I am unable to give that legal advice if I do not have an understanding of what each of the people owns and owes.
In 2010, the Alberta Court of Appeal heard a case started by Ms. Webb against her lawyer, Ms. Birkett. Mr. Webb owned a company which was worth quite a lot of money. The Webb’s became frustrated by how long it was taking to settle their matter, and came to an agreement between themselves to divide their property. Ms. Webb instructed her lawyer that she wanted to sign a Contract which gave up Ms. Webb’s interest in the company for a set amount of money. Unfortunately, Mr. and Ms. Webb chose not to get a formal valuation of the company. The only evidence about the value of the company was Mr. Webb’s belief of what it was worth. Ms. Webb sued Ms. Birkett for agreeing to Ms. Webb signing the Contract without evidence about the value of the company. The Court of Appeal said Ms. Webb was correct and Ms. Birkett was should have had this information before Ms. Webb signed the Contract. The lesson family law lawyers have taken from this case is that we must have all of the information about the value of assets and debts before we can give proper legal advice about the property agreement the parties have made, even if the parties themselves say they do not want the information.

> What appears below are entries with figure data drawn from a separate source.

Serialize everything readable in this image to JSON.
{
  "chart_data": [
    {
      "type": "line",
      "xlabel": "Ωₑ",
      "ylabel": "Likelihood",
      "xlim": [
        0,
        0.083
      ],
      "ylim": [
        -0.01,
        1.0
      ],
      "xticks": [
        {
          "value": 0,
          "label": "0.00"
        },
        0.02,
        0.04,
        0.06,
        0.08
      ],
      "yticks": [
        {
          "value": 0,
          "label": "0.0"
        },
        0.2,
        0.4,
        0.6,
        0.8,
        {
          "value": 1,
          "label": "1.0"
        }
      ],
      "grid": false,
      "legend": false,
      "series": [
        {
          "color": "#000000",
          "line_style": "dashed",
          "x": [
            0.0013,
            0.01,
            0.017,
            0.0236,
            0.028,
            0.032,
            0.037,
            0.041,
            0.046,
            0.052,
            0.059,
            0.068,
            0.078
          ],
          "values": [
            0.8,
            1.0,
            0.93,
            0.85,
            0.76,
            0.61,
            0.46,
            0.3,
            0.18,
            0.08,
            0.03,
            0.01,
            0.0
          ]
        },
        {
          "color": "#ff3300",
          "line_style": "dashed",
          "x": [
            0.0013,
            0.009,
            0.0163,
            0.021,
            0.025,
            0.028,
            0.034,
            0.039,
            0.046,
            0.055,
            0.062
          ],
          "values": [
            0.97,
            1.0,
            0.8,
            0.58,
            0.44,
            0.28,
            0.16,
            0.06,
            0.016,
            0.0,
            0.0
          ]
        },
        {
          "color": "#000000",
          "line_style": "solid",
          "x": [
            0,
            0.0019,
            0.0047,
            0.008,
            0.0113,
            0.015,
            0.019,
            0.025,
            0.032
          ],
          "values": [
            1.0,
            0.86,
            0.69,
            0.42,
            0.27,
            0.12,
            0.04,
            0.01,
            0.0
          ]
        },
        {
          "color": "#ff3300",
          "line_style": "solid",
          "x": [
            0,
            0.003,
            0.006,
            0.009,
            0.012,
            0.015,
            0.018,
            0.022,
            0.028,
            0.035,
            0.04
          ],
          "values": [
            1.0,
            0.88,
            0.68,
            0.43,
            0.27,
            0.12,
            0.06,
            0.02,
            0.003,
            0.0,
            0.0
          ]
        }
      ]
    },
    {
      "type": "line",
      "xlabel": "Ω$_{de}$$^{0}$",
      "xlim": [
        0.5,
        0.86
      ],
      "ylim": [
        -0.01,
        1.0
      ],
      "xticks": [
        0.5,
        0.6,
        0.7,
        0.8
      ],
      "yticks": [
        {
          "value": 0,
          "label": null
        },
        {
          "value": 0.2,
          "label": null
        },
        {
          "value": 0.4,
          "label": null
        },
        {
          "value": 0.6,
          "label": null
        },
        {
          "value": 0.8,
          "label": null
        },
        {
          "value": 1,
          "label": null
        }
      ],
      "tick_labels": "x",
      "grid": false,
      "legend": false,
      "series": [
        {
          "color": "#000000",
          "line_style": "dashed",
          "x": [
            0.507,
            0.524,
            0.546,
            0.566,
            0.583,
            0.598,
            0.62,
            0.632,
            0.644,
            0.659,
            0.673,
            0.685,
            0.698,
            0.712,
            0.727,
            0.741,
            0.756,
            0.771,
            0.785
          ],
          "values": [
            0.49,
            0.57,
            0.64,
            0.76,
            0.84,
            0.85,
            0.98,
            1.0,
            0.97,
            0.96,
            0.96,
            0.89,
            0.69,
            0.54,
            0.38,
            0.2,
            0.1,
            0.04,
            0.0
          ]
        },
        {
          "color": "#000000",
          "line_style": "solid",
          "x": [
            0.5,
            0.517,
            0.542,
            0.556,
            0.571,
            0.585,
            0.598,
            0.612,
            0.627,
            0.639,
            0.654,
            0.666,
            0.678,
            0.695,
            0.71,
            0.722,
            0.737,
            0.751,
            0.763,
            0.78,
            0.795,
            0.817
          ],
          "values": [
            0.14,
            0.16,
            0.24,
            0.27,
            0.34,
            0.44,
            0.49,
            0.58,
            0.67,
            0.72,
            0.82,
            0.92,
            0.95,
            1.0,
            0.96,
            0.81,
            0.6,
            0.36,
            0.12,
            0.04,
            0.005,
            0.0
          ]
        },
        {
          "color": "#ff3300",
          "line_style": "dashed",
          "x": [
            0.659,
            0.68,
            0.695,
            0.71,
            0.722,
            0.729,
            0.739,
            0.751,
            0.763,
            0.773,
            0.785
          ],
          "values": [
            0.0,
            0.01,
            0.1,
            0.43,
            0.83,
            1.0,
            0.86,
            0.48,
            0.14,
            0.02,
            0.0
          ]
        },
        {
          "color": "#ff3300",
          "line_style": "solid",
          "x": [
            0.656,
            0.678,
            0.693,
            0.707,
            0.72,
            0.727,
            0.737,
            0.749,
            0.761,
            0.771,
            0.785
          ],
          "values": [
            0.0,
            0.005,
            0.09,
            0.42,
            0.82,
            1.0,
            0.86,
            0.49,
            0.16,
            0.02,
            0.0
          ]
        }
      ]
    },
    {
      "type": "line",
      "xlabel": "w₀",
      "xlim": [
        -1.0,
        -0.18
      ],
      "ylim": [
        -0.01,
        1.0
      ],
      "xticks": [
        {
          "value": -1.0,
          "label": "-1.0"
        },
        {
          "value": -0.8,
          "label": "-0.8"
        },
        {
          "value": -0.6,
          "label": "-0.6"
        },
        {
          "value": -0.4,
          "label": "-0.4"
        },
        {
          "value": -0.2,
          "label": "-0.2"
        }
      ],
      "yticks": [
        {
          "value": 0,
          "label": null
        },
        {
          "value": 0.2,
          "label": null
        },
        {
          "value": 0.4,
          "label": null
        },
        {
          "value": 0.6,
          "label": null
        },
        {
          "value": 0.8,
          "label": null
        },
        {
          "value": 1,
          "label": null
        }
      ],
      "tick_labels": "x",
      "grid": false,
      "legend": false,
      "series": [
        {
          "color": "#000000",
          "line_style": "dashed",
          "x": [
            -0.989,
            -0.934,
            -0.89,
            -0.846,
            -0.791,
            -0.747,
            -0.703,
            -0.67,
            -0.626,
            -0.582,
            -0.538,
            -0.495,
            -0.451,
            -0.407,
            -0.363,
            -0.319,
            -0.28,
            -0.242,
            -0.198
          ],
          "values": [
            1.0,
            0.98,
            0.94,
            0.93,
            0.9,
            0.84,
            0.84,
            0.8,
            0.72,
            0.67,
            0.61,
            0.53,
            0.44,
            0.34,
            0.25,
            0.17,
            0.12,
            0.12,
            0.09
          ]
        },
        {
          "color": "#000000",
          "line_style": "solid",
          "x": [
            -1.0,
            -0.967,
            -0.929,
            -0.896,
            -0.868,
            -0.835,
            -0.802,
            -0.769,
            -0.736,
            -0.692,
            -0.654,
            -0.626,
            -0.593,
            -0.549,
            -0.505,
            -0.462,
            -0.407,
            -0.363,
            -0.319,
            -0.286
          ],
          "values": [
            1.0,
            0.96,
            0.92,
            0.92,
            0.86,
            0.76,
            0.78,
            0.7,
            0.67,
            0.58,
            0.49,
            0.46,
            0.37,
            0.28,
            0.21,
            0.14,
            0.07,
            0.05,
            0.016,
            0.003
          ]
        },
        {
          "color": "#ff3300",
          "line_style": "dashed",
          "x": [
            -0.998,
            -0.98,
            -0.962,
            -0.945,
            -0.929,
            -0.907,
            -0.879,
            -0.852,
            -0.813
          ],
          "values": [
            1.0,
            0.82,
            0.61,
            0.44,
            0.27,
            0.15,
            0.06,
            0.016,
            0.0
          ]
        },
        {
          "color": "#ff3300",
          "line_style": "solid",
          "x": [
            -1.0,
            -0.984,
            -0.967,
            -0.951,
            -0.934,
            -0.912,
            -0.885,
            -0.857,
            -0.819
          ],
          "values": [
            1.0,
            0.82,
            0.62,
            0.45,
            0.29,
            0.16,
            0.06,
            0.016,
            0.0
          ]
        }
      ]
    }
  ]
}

As a result of the Matrimonial Property Act and cases like Webb v. Birkett, family lawyers have a duty they must complete. This duty is to obtain and review documents showing the value of all of the assets and debts of both our own client and the client’s spouse. If we do not have that information, we can be successfully sued for giving bad legal advice. So, even if you have reached an agreement with your spouse, and even if you do not care about the value of each individual item, it is my duty as your lawyer to insist you have this information before you sign a Matrimonial Property Contract.